La Nation Bénin...
Doyen d'âge du Sénat, l'ancien
président de la République, Nicéphore Soglo, sauf surprise de dernière minute,
pourrait déjouer tous les pronostics et présider aux destinées de la mandature
pionnière de la dernière-née des institutions de la République au Bénin.
Au fur et à mesure que
s'approche l'installation des membres du Sénat prévue pour le 30 juillet
prochain, le nom du futur président de cette institution, la chambre haute du
Parlement béninois, alimente les débats. Plusieurs noms circulent. L'on cite
surtout le nom de l'ancien président de la République, Patrice Talon, le père
de la réforme constitutionnelle ayant créé le Sénat, et qui a passé le témoin,
le 24 mai dernier, à Romuald Wadagni, et celui de la présidente de la première
mandature de la Cour constitutionnelle, Elisabeth Pognon. Mais ces derniers
jours, le nom de Nicéphore Soglo, premier président de la République de l'ère
du renouveau démocratique, revient de façon plus insistante dans les
discussions. Les milieux les plus informés trouvent que le doyen d’âge a les
capacités pour piloter la première législature du Sénat.
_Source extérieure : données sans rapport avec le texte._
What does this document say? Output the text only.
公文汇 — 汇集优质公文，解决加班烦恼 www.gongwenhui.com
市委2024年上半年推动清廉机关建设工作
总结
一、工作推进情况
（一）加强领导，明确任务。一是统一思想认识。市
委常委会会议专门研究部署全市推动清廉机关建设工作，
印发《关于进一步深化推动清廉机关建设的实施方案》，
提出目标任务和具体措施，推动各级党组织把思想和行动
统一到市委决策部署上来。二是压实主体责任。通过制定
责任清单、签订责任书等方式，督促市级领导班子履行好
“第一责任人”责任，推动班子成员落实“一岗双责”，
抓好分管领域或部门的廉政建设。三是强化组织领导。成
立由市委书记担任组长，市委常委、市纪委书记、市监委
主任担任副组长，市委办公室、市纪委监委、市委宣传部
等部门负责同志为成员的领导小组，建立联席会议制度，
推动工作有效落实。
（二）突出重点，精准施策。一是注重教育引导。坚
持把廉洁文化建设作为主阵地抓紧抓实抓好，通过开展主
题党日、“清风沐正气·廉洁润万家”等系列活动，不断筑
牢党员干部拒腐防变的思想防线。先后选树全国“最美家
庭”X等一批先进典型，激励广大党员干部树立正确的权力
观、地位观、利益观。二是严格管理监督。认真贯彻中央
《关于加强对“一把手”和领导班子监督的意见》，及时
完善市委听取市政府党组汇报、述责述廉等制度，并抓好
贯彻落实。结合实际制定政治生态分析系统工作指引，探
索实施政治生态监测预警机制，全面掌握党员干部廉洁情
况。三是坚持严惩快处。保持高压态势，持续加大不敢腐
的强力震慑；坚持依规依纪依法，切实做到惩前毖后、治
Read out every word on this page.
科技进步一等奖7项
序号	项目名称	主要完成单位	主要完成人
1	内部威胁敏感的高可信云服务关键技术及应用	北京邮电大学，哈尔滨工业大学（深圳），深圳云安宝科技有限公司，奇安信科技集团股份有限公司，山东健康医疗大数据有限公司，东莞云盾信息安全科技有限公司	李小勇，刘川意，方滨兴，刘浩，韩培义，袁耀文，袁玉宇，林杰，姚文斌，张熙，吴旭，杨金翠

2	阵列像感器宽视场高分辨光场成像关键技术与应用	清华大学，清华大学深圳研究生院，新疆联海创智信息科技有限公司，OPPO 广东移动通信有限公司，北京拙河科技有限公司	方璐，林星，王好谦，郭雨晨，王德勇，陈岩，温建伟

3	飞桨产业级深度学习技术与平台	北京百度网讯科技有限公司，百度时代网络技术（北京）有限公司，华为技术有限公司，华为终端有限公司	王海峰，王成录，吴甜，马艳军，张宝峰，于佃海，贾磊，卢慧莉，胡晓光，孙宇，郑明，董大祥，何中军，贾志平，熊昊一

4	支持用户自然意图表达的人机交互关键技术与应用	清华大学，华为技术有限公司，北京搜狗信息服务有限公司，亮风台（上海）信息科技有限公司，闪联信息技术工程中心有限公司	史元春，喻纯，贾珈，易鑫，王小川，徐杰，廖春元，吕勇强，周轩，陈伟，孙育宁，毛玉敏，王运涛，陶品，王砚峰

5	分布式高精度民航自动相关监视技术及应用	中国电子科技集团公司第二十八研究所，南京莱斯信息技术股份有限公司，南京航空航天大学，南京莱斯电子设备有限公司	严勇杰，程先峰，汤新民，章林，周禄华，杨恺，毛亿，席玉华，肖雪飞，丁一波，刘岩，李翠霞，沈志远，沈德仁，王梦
Une éventuelle
candidature du premier président de la République démocratiquement élu au Bénin
doit être prise au sérieux. Elle pourrait faire basculer les ambitions et les
calculs de certains membres de l'institution si cette rumeur arrivait à se
confirmer. Plusieurs observateurs créditent Nicéphore Soglo, malgré le poids de
l'âge (95 ans), d'un profil qui peut faire l’unanimité des membres du Sénat.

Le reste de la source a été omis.